I've never seen more then one or two at the same time.
 
Taliesin, that's a video of a Springtail culture, I have one going myself in a bin of waterlogged charcoal under the Anole vivarium, mines not that developed yet, only about half that population density so far.

In a vivarium Sprintails are beneficial eating dead plant matter / leaf litter, uneaten food, molds, etc. but what they might do in relatively sterile plant pot who knows. I put orange Isopods (Porcellio sp.) in all my vivariums as a clean up crew / food item and they do not harm the plants since they have plenty to eat but I have heard people say they will eat live plants if there is nothing else for them.
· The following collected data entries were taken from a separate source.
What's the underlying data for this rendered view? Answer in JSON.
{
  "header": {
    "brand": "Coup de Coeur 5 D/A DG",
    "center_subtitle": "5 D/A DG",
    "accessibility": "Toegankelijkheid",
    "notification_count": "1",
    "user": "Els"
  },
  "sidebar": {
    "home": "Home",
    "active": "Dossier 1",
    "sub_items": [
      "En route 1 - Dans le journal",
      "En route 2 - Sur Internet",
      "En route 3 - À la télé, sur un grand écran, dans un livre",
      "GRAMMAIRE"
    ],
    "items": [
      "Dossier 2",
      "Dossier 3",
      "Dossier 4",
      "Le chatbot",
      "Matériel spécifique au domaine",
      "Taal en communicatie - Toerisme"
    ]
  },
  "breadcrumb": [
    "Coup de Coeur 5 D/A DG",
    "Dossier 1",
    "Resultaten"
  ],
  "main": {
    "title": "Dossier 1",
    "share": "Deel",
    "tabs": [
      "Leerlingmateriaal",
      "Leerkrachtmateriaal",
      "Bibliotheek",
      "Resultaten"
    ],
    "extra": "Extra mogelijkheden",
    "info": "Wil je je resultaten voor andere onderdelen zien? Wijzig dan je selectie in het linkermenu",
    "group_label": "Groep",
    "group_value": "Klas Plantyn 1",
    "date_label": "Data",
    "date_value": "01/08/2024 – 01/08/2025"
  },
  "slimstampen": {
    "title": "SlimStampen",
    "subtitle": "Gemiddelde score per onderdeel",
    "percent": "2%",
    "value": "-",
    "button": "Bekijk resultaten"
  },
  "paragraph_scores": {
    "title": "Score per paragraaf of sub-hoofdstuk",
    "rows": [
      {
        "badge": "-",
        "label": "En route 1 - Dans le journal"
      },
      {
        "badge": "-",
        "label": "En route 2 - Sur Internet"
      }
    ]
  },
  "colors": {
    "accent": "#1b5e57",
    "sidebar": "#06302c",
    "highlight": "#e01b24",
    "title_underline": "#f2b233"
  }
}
One last thought, are you sure they're Springtails and not young Fungus Gnats? Those are more common, esp. this time of year for me. :(
 
If there is no food source the springtails will either move on and/or die out. When I bring a pot with a peat mix in from outdoors and put it next to my Mexican Pinguicula the Pinguicula pots (no peat moss) will swarm with springtails. After a few weeks there's not a springtail to be found in the Pinguicula pots.

As far as I know they eat only decaying matter. Springtails can vector some plant disease. Springtails are a good source of nutrition for Drosera, Sarracenia and Darlingtonia seedlings.

Everything you could want to know about Collembola (springtails):
http://www.collembola.org/taxa/collembo.htm
 
Thanks for the info.
I may plant some pings in my nep pots.
The pots that have springtails have a bunch of them.
Peace,
Zero
 
Springtails are mentioned in the book I'm reading - Life: An Unauthorised Biography - and it says there are springtail fossils in Scotland's Rhynie Chert, which is 410 million years old. You're sharing your pots with some guys who have quite a pedigree.